Les salles magnifiques et les trésors hors de prix s'enchaînent (on n'ose pas imaginer le montant de l'assurance) et notre petit classeur-guide les commente de façon presque désinvolte, comme si tout ça était bien anodin et que tout le monde possédait un portrait de l'arrière-grand-mère par Winterhalter. Plus encore que cette succession de merveilles, c'est la "normalité" de leur présentation qui nous frappe : chez les Branicki, la classe et le bon goût faisaient partie de la vie de tous les jours, et leurs descendants ne font pas davantage de chichis. Nous sommes complètement soufflés par la visite, et si vous passez dans la coin, nous la recommandons les yeux fermés. Le tour du domaine se termine sur un petit belvédère qui domine l'Indrois et Montrésor, l'un des "plus beaux villages de France", avec ses petites ruelles et ses jardins privés tout en longueur qui mènent à la rivière. Encore une fois, on a bien fait de s'éloigner un peu des sentiers battus !

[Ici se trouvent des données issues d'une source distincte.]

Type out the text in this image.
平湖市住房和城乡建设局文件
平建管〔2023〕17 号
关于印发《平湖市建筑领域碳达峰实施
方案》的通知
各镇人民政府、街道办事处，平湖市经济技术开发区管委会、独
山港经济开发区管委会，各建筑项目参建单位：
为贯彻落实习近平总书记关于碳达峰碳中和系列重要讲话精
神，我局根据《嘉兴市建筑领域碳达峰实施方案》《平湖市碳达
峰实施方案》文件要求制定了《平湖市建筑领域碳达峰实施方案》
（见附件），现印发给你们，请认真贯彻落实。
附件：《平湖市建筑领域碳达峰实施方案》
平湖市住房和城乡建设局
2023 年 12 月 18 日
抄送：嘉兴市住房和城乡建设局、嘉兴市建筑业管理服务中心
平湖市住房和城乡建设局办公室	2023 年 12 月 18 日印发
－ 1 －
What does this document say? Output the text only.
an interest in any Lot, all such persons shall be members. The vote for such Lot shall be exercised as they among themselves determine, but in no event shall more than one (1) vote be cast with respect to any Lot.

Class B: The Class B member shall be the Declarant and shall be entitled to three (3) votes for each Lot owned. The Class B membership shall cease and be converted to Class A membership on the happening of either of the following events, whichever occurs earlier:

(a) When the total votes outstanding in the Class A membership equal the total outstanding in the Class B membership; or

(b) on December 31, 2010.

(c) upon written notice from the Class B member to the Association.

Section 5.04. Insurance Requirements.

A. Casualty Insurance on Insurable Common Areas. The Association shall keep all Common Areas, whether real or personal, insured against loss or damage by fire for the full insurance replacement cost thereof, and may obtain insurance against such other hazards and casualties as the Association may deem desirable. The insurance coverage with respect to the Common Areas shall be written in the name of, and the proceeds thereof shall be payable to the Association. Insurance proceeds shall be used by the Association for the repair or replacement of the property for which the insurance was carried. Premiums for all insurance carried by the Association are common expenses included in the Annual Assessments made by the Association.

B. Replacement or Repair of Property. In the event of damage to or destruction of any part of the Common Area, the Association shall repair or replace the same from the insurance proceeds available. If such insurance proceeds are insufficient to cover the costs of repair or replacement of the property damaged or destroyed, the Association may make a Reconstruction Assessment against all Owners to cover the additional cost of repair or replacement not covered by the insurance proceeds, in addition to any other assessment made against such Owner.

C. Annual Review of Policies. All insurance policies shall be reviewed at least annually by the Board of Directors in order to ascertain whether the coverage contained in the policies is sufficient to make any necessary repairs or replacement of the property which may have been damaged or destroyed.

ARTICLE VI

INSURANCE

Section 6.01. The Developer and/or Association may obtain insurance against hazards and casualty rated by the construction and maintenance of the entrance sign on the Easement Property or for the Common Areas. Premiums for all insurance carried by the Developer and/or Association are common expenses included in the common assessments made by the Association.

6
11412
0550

Retour sur Loches pour la nuit. La journée aura été courte, mais on a une fâcheuse tendance à oublier que les vacances sont censées être faites pour se reposer...

jeudi 26 avril 2018

Châteaux de la Loire, jour 4 (semaine 2) - Le Rivau et Chinon

C'est sous un soleil retrouvé que nous attaquons les visites du jour... et ce genre de météo est plutôt appréciable quand on a prévu de passer la plus grande partie de la journée en extérieur. Nous avions pensé commencer par la forteresse de Chinon, mais puisque le château du Rivau se trouve sur notre route depuis Fontevraud, c'est là que nous nous arrêtons en premier.


Pour vous faire une idée de ce qu'on ressent en parcourant les jardins et le château du Rivau, pensez Alice au Pays des Merveilles : la visite est un véritable trip sous acide, entre grand n'importe quoi et génie complet. Parce qu'il faut bien se démarquer dans un Val de Loire où on compte un château tous les 5 km, les propriétaires (avec qui on aimerait bien échanger quelques mots autour d'un petit chinon) ont divisé leur domaine en 14 micro-jardins sur le thème des contes de fées et invité des artistes à exposer leurs œuvres en plein air. On passe ainsi des bottes en caoutchouc et de l'arrosoir géants au labyrinthe Alice, justement, des arbres dotés de grosses jambes rouges à la volière coiffée d'un phœnix, et du jardin des nains politiques au carré des sorcières, avec ses plantes malfaisantes ou plus bénignes. Ajoutez à cela la présence d'un paon blanc sur le domaine, et on finit vraiment par se demander quelle genre de drogue a pu se glisser dans notre thé et nos scones de ce matin. C'est totalement improbable et hallucinant, mais on s'amuse comme des petits fous.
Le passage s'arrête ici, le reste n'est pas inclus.